13 avril 2016

Le Capital, ennemi n°1 de la transcendance



Le rapport social nommé «Capital» est fondé sur l’exploitation des masses par une classe, propriétaire des moyens économiques, la bourgeoisie, qui n’a que faire de la quête d’un sens à la vie et de la réflexion sur les buts de la société. De ce point de vue, le capital se présente comme l’ennemi  numéro un  de la transcendance.
Ici il faut préciser: «Le Capital n’est pas une puissance personnelle, c’est une puissance sociale» [Karl Marx, «Le Manifeste Communiste», 1848, Ed. Folio présentée par Maximilien Rubel, p. 417], et  donc ce que je peux être amené à dire concernant le bourgeois vise celui-ci non en tant que personne, égale à toutes les autres en dignité, mais le membre de la classe exploiteuse. Le bourgeois, en tant que personne est victime d’une formation sociale dont il est en tant que membre de la classe le bénéficiaire.

Karl Marx a dressé un tableau saisissant - et actuel en 2016 - de l’action révolutionnaire de la bourgeoisie. Extraits : «Frissons sacrés et pieuses ferveurs, enthousiasmes chevaleresques, mélancolie béotienne, elle a noyé tout cela dans l’eau glaciale du calcul égoïste. Elle a dissous la dignité de la personne dans la valeur d’échange […] La bourgeoisie a dépouillé de leur sainte auréole toutes les activités jusqu’alors vénérables et considérées avec un pieux respect. Elle a changé en salariés à ses gages le médecin, le juriste, le prêtre, le poète, l’homme de science. Aux relations familiales, elle a arraché leur voile de touchante sentimentalité ; elle les a réduites à un simple rapport d’argent» [op.cit, pages 401-402].
Par la violence et le cynisme, cette domination s’est étendue à la planète entière (la «mondialisation» subie) mais aussi à chaque parcelle de vie de l’individu isolé sans en exclure aucunes, même les plus secrètes, l’amour et la sexualité. Dans toutes les activités, sociales et privées,  pour tous les individus, membres de la classe exploitée (Marx disait le «prolétariat») dans ses différentes strates, des classes intermédiaires, et de la classe bourgeoise elle aussi dans ses différentes strates, pour tous, l’individualisme, la «concurrence individuelle féroce» [Alain Badiou, «Le second procès de Socrate», Actes Sud, 2015, p. 61] et «le dévouement illimité pour l’enrichissement personnel» [ibid] remplacent désormais, consciemment ou non, à la fois la trinité chrétienne et la devise républicaine. 

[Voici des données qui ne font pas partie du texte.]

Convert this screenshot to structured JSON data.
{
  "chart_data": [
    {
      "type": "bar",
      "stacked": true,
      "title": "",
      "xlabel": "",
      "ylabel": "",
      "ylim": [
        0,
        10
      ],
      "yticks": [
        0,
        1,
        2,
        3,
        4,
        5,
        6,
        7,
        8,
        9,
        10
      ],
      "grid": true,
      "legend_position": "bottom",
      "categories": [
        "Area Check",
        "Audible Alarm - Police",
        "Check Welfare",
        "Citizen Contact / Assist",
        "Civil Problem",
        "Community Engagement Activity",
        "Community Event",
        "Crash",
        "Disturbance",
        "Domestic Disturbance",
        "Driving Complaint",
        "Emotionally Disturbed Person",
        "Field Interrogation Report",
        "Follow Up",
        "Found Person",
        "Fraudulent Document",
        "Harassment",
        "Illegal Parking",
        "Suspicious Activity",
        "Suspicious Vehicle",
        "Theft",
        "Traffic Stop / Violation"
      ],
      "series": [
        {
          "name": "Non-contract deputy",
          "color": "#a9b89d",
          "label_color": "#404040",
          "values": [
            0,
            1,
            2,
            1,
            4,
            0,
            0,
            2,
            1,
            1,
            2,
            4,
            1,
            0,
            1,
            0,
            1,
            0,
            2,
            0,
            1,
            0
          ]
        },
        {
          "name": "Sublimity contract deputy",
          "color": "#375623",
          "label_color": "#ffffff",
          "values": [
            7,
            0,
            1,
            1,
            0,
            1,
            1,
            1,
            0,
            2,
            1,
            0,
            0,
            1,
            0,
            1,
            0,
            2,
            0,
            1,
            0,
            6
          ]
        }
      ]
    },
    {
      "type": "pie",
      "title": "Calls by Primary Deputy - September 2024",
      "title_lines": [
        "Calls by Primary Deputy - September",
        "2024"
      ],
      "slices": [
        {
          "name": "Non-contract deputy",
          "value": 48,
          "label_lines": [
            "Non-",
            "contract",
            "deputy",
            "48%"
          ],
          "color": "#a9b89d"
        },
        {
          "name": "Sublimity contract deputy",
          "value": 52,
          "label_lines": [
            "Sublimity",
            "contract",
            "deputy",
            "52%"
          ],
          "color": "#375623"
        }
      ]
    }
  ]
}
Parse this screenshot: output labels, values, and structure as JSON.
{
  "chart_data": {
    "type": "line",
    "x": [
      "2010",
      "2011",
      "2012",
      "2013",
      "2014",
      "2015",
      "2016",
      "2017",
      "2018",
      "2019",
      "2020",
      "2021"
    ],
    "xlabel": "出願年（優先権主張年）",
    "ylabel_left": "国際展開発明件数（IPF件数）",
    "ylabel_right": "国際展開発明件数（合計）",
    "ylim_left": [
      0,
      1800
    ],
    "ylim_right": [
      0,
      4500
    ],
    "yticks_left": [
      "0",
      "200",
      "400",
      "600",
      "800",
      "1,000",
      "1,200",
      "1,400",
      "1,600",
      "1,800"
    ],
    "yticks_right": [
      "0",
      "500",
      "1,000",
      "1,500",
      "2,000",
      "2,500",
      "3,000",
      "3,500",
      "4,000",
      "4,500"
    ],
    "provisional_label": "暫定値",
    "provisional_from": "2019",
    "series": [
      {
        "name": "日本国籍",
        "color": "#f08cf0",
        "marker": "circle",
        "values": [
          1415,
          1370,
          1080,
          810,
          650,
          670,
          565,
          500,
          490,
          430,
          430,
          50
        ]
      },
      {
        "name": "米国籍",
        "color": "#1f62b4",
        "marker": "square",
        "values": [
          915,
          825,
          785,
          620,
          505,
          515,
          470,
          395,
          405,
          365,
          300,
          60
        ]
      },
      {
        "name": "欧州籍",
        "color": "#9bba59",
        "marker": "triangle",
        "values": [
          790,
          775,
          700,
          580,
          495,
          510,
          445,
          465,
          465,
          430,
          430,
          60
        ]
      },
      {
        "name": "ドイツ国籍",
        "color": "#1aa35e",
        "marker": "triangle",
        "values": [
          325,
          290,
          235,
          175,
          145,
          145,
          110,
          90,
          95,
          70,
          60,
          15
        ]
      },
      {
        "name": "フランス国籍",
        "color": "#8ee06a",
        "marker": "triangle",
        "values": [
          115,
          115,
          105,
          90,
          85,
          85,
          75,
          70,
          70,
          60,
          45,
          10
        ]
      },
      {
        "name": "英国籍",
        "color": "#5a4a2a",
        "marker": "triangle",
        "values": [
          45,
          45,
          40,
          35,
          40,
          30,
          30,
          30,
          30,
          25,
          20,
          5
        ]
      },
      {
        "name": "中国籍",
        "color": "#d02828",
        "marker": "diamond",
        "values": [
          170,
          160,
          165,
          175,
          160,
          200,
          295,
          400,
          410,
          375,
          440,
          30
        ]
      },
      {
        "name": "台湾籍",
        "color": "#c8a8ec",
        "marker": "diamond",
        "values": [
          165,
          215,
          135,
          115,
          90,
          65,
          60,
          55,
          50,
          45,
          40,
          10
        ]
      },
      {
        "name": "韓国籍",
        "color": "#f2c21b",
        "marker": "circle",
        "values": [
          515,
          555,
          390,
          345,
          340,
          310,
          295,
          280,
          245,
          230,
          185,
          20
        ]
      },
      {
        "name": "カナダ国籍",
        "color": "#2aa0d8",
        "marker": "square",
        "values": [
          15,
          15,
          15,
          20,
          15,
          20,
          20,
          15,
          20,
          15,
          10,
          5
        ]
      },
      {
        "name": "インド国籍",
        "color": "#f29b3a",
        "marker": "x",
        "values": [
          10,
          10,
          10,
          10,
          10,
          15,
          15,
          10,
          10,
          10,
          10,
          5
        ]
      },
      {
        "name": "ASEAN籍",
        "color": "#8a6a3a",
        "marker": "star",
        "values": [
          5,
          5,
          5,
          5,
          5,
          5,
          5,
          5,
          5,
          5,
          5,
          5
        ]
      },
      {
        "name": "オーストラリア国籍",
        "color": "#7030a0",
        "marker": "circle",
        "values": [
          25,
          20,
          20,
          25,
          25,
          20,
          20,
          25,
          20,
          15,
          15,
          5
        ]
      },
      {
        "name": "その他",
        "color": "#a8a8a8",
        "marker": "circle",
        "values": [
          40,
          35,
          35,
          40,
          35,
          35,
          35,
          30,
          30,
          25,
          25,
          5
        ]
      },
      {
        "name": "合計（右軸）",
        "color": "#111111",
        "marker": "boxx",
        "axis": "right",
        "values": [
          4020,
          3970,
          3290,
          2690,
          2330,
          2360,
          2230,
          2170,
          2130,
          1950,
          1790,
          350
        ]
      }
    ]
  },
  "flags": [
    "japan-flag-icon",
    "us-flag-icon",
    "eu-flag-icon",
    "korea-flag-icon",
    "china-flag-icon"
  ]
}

A la résignation, majoritaire, et même délicieuse quand il s’agit de «manger la soupe sur la tête des autres» [ibid], certains opposent l’évasion, d’autres la violence.
Evasion par les médicaments (par exemple le Prozac, cyniquement qualifié par des «médecins» de «pilule du bonheur» !) ou les drogues. Evasion par les arts et les spectacles conçus comme purs divertissements, comme anesthésiants.
D’autres réagissent par une autre violence à la violence institutionnelle induite par le Capital. Violence individuelle stimulée par de nombreux films et séries télévisées – ce qui montre soit dit en passant que la violence est parfaitement admise et intégrée au «système ». Violence collective présentée souvent par de faux prophètes comme seul moyen de s’opposer à la déshumanisation de nos vies, et qui est pourtant elle-même déshumanisante et prétexte à un renforcement de la violence institutionnelle.
Au sujet des faux prophètes – à ne pas confondre avec les révolutionnaires -,  il faut évoquer la déchéance de la foi (foi politique et foi religieuse) en intégrismes et de la nation en nationalismes, intégrismes et nationalismes tous deux pourvoyeurs en abondance des cimetières du monde.